Polecamy Recenzje Przed premierą Publicystyka Warto zagrać Artykuły PREMIUM
Przed premierą 1 czerwca 2017, 14:00

Graliśmy w grę Elex – ile czasu trzeba, by wyrzeźbić z drewna wielkie RPG? - Strona 2

Wzorem dla studia Piranha Bytes przy tworzeniu Elexa są ponoć pierwsze odsłony serii Gothic. Faktycznie, projekt świata i model rozgrywki zdradzają pewne podobieństwa. Niestety, to samo można powiedzieć o prehistorycznej technologii...

Podczas podróżowania po Magalanie w oczy rzuca się panujące tu równouprawnienie – kobiety zdają się mieć tak samo silną reprezentację jak mężczyźni. Nietypowa rzecz w grach Piranha Bytes. ;-)

Laserem i mieczem

A czy powody do radości mają również osoby liczące na angażującą opowieść? Znowu – dwie godziny to za mało, by wyrokować, ale... obawiam się, że fabułą Elex nie stoi. Choć prezentowana historia będzie mieć jakoby osobisty charakter, nie sądzę, byśmy mocno zżyli się z Jaxem – bohaterem, który chyba stara się być jak Geralt, ale posiada zdecydowanie nieciekawą przeszłość i za mało osobowości, aby dało się poważnie przejąć jego losami.
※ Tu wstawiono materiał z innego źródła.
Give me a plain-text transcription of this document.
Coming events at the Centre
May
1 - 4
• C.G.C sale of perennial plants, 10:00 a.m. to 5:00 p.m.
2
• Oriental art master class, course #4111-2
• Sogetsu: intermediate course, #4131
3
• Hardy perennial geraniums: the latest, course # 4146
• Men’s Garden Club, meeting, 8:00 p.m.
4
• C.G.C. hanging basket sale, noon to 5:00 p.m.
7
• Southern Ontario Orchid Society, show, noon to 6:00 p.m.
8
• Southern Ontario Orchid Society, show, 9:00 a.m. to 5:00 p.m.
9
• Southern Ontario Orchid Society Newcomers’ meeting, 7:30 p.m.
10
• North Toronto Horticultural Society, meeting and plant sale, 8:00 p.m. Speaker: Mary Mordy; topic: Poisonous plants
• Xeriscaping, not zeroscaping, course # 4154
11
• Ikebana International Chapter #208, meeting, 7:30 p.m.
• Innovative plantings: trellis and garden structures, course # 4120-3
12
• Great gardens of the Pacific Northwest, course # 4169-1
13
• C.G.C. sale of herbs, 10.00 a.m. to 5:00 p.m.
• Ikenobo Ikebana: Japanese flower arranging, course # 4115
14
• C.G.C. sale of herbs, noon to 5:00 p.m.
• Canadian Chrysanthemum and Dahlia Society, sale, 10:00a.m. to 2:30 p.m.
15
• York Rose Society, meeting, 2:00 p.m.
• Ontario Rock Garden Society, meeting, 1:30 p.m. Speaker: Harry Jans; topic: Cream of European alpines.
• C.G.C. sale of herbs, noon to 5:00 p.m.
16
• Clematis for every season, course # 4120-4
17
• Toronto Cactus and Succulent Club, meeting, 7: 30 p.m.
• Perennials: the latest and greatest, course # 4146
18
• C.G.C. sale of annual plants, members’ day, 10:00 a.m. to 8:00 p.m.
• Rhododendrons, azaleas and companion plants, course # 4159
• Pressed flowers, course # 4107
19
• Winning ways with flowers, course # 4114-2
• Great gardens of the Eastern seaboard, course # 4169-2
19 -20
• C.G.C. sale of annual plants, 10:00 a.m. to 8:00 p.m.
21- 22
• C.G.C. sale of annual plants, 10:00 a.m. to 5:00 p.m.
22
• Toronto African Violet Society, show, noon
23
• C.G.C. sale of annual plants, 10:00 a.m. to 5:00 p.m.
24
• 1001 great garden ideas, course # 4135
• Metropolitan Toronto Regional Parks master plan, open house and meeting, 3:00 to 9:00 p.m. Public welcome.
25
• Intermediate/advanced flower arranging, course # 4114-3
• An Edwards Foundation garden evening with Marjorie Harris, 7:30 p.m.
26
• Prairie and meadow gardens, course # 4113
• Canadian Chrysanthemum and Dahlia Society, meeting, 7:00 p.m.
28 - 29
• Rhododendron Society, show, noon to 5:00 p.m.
Podobnie rzecz wygląda z NPC, których spotkałem – trudno wskazać wyróżniające się sylwetki, obdarzone charyzmą albo mające chociaż coś interesującego do powiedzenia. Ogólnie dialogom brakuje polotu. Niemniej zagorzali fani studia Piranha Bytes powinni być już do tego przyzwyczajeni – tej grupie groźne miny Jaxa i jego fajny, głęboki głos pewnie wystarczą, by wczuć się w bohatera. W końcu tak naprawdę to nie porywająca opowieść stanowi o sile Gothiców i Risenów.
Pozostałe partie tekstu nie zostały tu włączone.